Abstract |
Log-Structured Merge tree (LSM tree) Key-Value (KV) stores have become a foundational layer in the storage stacks of datacenter and cloud services. Current approaches
for achieving reliability and availability avoid replication at the KV store level and instead
perform these operations at higher layers, e.g., the DB layer that runs on top of the KV
store. The main reason for taking that approach is that past designs for replicated KV
stores favor reducing network traffic and increasing I/O size. Therefore, they perform
costly compactions to reorganize data in both the primary and backup nodes since they
avoid sending the index over the network. Since all nodes in a rack-scale KV store function both as primary and backup nodes for different data shards (regions), this approach
eventually hurts overall system performance.
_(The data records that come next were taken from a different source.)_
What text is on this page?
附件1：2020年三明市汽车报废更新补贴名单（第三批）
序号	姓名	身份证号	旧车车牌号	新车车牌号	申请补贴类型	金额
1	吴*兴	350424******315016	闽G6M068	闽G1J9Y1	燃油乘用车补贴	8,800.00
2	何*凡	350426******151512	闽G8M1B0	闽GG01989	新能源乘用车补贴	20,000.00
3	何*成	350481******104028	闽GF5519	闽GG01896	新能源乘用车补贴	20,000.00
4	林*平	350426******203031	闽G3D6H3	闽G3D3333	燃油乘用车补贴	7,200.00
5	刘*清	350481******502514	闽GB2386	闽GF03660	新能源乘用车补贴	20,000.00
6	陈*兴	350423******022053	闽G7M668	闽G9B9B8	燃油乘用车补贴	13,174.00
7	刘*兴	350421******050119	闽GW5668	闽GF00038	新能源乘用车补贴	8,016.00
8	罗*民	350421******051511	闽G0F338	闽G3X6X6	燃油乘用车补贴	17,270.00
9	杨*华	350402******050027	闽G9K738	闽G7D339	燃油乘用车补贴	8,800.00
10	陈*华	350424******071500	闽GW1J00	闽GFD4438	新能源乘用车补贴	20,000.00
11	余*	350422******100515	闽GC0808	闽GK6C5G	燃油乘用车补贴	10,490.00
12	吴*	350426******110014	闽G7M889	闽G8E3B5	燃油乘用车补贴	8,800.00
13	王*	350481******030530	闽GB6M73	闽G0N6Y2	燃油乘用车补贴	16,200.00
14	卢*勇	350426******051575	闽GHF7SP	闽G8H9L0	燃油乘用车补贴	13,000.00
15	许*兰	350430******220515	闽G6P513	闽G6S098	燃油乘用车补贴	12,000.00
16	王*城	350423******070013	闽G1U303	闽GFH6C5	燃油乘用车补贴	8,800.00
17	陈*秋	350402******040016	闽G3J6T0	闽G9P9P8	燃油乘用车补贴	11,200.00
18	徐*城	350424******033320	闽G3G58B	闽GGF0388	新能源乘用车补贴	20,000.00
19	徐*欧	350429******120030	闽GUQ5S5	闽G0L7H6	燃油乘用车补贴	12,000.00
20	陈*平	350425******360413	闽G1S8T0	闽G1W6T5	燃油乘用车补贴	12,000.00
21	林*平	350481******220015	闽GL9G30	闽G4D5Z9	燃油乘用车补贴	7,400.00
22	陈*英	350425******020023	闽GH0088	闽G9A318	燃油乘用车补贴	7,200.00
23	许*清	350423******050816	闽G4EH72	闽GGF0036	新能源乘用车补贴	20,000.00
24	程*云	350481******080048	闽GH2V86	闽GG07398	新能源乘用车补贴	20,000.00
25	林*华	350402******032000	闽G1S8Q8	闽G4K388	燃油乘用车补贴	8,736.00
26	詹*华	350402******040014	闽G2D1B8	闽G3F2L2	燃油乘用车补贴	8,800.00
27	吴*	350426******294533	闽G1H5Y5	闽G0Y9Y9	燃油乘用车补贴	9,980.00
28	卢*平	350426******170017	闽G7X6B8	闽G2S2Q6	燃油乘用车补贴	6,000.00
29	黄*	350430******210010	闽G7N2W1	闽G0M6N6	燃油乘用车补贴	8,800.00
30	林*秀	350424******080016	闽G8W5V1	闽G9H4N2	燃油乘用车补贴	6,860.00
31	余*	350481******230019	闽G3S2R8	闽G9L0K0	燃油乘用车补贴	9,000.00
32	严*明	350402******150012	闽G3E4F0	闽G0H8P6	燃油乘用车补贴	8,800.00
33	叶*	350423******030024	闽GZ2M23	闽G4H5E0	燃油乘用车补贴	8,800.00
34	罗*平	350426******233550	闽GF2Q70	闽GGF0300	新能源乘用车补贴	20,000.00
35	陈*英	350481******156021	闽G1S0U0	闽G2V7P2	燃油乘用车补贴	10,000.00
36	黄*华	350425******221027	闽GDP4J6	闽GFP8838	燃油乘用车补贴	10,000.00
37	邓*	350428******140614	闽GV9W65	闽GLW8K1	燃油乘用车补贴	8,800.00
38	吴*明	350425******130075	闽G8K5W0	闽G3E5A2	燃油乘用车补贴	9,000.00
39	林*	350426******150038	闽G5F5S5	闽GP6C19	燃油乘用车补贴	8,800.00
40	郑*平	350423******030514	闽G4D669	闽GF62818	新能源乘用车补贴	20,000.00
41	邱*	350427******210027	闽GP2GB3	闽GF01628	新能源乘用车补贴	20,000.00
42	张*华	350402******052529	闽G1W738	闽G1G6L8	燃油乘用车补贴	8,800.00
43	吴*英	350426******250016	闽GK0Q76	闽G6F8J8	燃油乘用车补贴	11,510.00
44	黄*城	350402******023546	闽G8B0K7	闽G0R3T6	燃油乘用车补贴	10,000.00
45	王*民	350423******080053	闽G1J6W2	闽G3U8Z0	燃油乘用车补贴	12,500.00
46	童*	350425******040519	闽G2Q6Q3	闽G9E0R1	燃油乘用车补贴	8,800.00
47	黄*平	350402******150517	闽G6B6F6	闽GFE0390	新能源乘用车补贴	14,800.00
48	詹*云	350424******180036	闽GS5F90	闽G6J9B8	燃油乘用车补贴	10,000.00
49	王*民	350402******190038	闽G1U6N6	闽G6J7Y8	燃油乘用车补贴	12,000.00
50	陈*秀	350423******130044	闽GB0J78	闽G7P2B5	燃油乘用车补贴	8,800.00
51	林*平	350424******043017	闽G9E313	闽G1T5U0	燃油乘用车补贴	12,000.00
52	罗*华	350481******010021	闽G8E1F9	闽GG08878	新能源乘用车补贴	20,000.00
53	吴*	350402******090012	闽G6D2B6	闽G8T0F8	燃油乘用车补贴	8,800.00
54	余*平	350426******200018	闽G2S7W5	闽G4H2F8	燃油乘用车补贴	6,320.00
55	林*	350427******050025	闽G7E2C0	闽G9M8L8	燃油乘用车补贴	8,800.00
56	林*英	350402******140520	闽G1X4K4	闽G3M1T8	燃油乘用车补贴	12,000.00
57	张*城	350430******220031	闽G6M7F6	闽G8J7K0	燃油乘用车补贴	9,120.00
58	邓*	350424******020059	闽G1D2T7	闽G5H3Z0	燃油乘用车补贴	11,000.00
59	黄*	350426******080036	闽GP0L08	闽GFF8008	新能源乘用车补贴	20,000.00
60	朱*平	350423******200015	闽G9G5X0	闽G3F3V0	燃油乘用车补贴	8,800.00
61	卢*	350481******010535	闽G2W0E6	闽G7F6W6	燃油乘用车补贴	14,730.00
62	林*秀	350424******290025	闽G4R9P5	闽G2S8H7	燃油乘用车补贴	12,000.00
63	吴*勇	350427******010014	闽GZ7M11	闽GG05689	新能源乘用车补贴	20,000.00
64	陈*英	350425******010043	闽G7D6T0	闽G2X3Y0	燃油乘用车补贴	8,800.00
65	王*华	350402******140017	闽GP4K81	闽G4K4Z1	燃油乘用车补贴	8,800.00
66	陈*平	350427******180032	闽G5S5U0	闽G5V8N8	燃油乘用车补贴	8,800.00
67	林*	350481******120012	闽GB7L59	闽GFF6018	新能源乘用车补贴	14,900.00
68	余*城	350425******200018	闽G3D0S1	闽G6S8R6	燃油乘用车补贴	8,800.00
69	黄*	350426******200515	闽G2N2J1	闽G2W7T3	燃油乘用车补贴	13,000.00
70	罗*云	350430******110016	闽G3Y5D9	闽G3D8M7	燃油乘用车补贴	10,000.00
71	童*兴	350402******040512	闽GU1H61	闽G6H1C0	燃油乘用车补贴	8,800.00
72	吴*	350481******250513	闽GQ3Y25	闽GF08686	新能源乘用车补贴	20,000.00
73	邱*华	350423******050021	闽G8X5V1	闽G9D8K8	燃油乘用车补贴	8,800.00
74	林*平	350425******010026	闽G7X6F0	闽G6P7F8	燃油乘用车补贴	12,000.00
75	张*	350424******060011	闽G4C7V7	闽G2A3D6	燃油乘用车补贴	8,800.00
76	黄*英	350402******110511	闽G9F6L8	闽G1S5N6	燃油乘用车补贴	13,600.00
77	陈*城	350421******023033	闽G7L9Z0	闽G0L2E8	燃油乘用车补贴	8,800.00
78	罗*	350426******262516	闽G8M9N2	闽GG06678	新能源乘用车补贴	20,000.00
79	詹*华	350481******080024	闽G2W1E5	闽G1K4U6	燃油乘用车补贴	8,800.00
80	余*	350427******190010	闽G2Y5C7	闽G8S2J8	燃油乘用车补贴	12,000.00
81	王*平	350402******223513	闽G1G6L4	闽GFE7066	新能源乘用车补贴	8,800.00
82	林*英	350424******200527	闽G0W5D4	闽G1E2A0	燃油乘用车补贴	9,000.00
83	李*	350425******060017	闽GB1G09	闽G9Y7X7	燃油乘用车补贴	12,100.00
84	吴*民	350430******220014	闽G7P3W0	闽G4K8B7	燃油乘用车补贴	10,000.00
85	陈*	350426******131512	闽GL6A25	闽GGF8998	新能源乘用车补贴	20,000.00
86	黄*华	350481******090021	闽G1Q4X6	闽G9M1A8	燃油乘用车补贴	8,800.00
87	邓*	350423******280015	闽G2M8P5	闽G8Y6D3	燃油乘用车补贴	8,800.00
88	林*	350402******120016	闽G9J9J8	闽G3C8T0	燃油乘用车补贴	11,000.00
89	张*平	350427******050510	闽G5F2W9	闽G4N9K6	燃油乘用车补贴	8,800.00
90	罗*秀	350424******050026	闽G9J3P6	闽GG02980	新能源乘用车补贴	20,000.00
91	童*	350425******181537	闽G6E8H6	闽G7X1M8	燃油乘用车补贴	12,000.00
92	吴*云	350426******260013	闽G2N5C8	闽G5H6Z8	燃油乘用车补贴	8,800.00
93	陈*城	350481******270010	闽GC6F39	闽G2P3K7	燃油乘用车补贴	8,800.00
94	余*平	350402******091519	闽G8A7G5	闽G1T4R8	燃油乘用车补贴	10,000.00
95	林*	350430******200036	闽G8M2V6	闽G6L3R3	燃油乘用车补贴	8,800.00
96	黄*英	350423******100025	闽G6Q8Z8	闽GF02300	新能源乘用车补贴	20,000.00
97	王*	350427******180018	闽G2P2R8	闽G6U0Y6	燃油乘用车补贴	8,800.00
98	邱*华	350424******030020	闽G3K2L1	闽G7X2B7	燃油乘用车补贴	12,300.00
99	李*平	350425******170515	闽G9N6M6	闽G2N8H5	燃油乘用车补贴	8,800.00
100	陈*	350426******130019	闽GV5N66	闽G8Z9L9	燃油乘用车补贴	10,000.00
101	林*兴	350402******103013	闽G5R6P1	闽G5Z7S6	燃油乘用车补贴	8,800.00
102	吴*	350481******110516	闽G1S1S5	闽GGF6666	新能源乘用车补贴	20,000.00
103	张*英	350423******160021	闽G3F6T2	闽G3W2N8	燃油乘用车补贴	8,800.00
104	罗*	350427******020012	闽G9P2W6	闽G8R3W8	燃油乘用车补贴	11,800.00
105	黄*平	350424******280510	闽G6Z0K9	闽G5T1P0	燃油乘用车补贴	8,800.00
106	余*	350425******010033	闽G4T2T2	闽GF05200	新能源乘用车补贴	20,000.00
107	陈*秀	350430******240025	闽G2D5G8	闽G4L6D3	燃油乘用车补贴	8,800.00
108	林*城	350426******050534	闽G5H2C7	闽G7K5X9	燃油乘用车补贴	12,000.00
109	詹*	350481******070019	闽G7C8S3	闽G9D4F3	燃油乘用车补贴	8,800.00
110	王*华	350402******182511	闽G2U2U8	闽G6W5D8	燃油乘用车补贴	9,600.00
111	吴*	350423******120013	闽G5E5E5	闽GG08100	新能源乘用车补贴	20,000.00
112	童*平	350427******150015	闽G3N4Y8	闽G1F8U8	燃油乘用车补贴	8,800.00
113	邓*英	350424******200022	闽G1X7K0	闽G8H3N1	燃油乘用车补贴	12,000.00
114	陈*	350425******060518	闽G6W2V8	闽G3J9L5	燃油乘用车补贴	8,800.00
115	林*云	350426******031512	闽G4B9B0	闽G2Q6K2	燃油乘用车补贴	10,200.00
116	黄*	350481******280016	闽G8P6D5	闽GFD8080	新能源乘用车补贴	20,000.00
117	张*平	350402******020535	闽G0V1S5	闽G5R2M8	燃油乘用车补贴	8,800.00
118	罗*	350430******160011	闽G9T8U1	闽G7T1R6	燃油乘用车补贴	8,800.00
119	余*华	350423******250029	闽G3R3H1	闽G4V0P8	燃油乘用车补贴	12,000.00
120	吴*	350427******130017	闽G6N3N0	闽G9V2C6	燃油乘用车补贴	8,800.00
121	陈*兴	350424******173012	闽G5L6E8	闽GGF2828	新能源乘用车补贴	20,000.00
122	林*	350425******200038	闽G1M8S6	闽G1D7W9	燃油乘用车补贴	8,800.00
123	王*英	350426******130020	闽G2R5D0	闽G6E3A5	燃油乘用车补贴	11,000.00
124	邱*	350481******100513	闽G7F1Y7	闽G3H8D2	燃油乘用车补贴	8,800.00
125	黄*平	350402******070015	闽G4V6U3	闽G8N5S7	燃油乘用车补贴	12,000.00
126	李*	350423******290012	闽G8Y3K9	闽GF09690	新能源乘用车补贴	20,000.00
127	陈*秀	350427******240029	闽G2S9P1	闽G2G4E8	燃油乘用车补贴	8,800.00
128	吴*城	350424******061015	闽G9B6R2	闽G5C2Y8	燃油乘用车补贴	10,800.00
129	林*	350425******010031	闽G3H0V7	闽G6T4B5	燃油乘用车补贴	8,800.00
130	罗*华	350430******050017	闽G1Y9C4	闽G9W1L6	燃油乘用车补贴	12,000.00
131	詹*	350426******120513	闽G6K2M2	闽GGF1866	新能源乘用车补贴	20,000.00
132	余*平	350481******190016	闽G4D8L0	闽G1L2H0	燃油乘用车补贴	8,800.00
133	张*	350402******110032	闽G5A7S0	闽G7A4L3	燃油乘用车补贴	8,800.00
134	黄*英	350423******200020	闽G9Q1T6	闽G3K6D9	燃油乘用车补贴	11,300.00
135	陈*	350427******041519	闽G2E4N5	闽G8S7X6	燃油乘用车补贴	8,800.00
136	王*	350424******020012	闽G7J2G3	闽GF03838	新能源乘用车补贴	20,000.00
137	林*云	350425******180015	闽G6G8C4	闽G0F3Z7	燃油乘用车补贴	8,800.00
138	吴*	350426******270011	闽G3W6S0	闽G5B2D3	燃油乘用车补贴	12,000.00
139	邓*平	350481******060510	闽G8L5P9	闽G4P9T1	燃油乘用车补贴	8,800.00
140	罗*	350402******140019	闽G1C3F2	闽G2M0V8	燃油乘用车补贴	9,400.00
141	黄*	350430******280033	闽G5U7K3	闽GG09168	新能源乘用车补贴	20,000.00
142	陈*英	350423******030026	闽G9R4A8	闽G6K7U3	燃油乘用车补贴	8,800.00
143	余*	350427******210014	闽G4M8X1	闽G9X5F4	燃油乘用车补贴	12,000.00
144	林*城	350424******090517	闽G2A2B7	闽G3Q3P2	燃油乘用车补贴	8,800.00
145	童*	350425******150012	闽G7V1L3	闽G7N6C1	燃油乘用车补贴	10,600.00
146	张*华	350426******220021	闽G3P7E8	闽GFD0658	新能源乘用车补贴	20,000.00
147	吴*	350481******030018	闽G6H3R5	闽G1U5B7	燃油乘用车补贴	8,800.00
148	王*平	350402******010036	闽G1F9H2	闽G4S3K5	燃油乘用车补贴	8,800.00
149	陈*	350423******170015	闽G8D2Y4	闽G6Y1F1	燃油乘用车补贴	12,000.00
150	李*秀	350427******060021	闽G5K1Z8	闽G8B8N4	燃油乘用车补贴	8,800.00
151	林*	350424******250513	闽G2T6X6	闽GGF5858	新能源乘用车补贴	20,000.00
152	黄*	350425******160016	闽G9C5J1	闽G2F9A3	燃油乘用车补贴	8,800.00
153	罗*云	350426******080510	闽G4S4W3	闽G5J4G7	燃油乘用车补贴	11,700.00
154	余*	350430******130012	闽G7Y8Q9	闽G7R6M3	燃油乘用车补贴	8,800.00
In this paper, we design and implement Tebis, an efficient rack-scale LSM-based KV
store that aims to significantly reduce the I/O amplification and CPU overhead in backup
nodes and make replication in the KV store practical. We rely on two observations: (a) the
increased use of RDMA in the datacenter, which reduces CPU overhead for communication, and (b) the use of KV separation that is becoming prevalent in modern KV stores. We
use a primary-backup replication scheme that performs compactions only on the primary
nodes and sends the pre-built index to the backup nodes of the region, avoiding all compactions in backups. Our approach includes an efficient mechanism to deal with pointer
translation across nodes in the region index. Our results show that Tebis reduces in the
backup nodes, I/O amplification by up to 3×, CPU overhead by up to 1.6×, and memory
size needed for the write path by up to 2×, without increasing network bandwidth excessively, and by up to 1.3×. Overall, we show that our approach has benefits even when
small KV pairs dominate in a workload (80%-90% of the total key-values). Finally, it
enables KV stores to operate with larger growth factors (from 10 to 16) to reduce space
amplification without sacrificing precious CPU cycles.
|